District 8 and 9 have no choice but to turn to the underworld, the "black" market, for the parts they need to build their spaceship.  Because there are absolutely no such criminal gangs anywhere in South Africa, the Districts must travel all the way to Nigeria to find thugs willing to sell them the parts.

All the while, they are relentlessly pursued by Wikus and the Fox News team, who shoot and kill everything in sight just to feel the blood splatter on their faces.  It nourishes them.   They also want to get access to the aliens' weapons, which are infinitely more powerful than human weapons and which are laying around discarded everywhere in Johannesburg.  The Districts themselves never use the weapons that they brought with them from space on their human pursuers, because they are a peaceful race, abhor war, and just want to return to their homeland.  They do, however, throw rocks at them as they're being shot at by machine guns.  Also, one dons a suicide vest and blows himself up in order to kill all the vampires.  I'll admit that I may be confusing this with something I saw on CNN, but it could have happened in this movie, too.  And as anyone with enough weed will tell you, umm... what?  Either way, I think we all know what it says about the Bush Administration.

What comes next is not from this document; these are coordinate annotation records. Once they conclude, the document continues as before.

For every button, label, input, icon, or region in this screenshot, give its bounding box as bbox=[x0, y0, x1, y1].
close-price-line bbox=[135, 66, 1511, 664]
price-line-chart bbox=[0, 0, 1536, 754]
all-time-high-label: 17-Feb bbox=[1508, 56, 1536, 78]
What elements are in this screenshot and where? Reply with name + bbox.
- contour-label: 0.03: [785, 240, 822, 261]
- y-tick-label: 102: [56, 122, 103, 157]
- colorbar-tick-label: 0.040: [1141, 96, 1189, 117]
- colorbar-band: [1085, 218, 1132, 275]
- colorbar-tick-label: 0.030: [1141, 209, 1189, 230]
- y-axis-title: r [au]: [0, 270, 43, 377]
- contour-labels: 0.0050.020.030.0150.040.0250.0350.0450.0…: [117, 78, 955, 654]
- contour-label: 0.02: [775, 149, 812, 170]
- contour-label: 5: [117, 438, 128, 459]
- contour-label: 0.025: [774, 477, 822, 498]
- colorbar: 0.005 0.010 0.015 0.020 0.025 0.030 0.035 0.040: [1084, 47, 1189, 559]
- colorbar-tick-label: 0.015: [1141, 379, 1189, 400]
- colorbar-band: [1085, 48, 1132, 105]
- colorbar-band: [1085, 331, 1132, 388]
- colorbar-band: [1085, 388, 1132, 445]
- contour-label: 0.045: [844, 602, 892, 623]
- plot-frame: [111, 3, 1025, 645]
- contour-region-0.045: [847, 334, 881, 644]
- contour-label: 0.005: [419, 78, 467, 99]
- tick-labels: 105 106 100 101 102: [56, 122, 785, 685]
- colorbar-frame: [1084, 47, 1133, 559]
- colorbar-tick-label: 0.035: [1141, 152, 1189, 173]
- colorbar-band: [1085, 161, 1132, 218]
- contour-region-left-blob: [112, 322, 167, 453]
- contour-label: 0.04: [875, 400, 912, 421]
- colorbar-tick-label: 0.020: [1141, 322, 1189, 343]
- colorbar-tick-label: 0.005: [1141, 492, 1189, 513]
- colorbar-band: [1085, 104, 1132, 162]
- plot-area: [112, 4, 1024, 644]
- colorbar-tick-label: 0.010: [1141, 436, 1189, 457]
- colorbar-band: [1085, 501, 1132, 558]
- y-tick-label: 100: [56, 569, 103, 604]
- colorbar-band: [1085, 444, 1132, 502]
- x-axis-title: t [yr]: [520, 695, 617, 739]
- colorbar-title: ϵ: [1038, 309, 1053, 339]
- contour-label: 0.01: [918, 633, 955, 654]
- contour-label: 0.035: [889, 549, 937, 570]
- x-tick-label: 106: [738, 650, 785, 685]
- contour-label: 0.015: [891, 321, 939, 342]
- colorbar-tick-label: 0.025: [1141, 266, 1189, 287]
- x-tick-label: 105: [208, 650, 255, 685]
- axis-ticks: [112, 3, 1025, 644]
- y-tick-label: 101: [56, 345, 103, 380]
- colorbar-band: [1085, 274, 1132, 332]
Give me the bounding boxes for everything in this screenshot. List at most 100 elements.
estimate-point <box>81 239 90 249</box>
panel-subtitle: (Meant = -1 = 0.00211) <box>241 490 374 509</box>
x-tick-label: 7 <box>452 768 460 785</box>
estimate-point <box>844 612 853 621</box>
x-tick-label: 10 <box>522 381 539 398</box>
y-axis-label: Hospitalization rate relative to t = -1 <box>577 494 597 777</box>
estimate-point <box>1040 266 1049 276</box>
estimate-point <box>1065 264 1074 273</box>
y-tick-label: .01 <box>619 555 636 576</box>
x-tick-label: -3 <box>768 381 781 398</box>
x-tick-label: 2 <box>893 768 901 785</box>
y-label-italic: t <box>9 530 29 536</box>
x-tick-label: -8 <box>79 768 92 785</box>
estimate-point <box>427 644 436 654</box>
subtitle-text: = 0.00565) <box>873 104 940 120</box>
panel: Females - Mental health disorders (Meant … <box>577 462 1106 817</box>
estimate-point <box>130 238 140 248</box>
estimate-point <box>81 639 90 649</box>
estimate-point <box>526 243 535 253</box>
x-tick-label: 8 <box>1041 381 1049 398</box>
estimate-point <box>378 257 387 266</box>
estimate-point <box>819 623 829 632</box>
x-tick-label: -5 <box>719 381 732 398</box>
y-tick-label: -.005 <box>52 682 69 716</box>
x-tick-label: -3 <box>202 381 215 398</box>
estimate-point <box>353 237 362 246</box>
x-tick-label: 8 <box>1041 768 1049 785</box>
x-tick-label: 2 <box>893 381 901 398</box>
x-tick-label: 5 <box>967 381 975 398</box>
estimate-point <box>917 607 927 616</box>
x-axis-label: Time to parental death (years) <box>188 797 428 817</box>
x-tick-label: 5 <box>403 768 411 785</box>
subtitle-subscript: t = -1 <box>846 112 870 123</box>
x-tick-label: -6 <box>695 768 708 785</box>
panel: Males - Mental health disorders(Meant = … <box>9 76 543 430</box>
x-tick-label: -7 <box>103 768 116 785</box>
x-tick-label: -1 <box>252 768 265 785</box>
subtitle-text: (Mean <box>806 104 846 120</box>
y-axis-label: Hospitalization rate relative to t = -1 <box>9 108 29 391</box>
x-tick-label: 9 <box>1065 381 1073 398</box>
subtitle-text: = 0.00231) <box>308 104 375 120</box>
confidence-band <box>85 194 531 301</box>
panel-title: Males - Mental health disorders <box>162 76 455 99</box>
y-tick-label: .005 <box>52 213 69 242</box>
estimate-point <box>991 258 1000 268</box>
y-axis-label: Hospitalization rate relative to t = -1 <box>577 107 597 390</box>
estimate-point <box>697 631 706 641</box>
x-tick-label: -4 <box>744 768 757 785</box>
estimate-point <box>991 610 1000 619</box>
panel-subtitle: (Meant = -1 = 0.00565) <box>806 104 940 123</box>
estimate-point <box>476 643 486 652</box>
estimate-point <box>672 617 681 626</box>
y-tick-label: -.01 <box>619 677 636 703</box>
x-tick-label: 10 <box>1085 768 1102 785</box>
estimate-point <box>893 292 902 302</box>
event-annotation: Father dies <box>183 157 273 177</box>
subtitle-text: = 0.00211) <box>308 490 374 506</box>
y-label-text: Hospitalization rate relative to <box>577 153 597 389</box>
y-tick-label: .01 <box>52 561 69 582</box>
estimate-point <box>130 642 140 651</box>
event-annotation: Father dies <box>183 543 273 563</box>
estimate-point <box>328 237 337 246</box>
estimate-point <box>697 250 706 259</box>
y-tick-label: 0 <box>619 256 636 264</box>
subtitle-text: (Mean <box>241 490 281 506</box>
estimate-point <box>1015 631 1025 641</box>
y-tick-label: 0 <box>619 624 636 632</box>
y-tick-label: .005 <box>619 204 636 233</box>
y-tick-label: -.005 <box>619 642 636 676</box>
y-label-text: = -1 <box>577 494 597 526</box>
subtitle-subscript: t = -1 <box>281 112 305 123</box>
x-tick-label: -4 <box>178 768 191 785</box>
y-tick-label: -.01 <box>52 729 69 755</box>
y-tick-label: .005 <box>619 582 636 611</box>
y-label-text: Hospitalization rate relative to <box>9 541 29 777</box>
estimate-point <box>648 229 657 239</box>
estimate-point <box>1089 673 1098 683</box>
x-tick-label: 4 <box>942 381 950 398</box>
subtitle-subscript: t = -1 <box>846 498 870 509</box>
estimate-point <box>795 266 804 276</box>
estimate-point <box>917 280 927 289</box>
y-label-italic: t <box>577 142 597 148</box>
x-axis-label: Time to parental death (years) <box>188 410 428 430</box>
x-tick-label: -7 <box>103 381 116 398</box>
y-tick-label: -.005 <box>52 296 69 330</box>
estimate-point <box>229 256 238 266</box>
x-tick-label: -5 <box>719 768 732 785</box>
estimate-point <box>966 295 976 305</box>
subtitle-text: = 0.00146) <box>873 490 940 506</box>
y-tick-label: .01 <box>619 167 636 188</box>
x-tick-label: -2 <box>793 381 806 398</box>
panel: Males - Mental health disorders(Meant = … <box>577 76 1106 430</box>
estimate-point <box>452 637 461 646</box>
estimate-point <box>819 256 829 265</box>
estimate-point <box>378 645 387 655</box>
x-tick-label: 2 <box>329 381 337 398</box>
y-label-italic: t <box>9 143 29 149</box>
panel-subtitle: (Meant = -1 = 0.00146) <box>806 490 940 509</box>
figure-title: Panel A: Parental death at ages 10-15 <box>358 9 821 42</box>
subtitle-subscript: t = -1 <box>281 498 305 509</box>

Oscar Loves: Finales That Make No Sense But Bow To the Political Fashion of The Academy That Particular Year

In this movie, not only do many humans die-- which prompted one not at all young but in all likelihood retarded moviegoer who had stumbled in from the next door Mrs. Field's Cookies to agree, "blast those motherfuckers!"-- not only are all humans depicted as corrupt Halliburton employees deserving of and receiving of death, but there is only one human in the whole movie who displays any goodness or nobility-- but he does so only after he becomes an alien.  Think about this.  I wish that there was a joke in there somewhere, but there isn't.

(1) You're not going to believe this, but that paragraph is almost completely true.